O Plano de Saúde É Obrigado a Cobrir Medicamentos Antineoplásicos Orais?
Sim, os planos de saúde são obrigados por lei a cobrir medicamentos antineoplásicos orais, desde que sejam registrados na ANVISA e prescritos por um médico. Esse direito foi reforçado pela Lei nº 12.880/2013, que ampliou a garantia de cobertura obrigatória de medicamentos oncológicos de uso oral e domiciliar pelos planos de saúde.
Bases Legais Para a Cobertura:
- Lei nº 9.656/1998 (Lei dos Planos de Saúde):
- Determina que os planos de saúde devem cobrir tratamentos para todas as doenças listadas na Classificação Internacional de Doenças (CID), incluindo o câncer.
- Lei nº 12.880/2013:
- Estabelece a obrigatoriedade de cobertura para medicamentos antineoplásicos orais, hormonioterapia e tratamentos auxiliares prescritos para tratamento oncológico.
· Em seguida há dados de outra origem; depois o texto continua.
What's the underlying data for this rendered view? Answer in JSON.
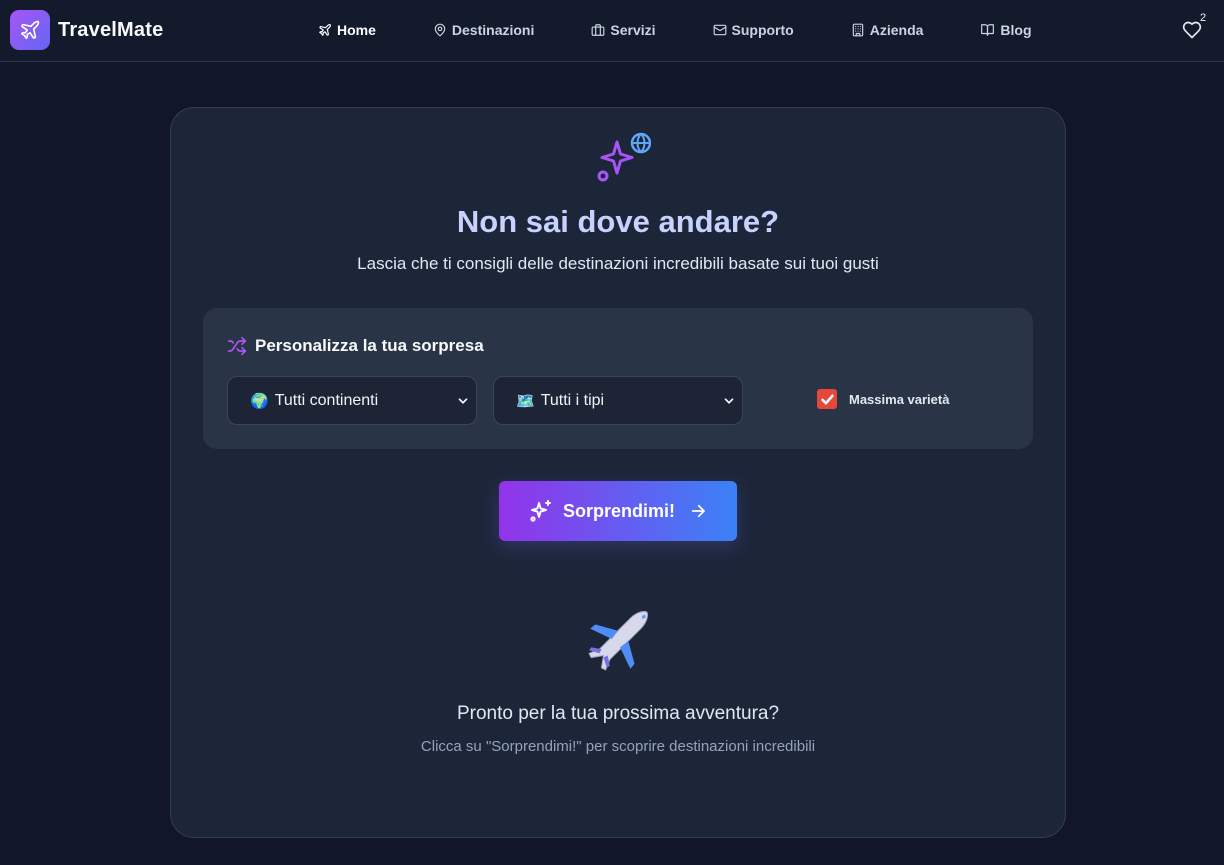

- A lei garante a cobertura tanto para a etapa terapêutica quanto para o controle de efeitos adversos decorrentes do tratamento.
- Rol de Procedimentos da ANS (Agência Nacional de Saúde Suplementar):
- Muitos antineoplásicos orais já constam no rol de procedimentos obrigatórios da ANS. Mesmo quando o medicamento não está listado, o STJ (Superior Tribunal de Justiça) entende que o rol é exemplificativo, e tratamentos essenciais devem ser cobertos.
- Princípio Constitucional de Garantia à Saúde:
- O artigo 196 da Constituição Federal assegura o direito à saúde como dever do Estado e das entidades privadas, incluindo os planos de saúde.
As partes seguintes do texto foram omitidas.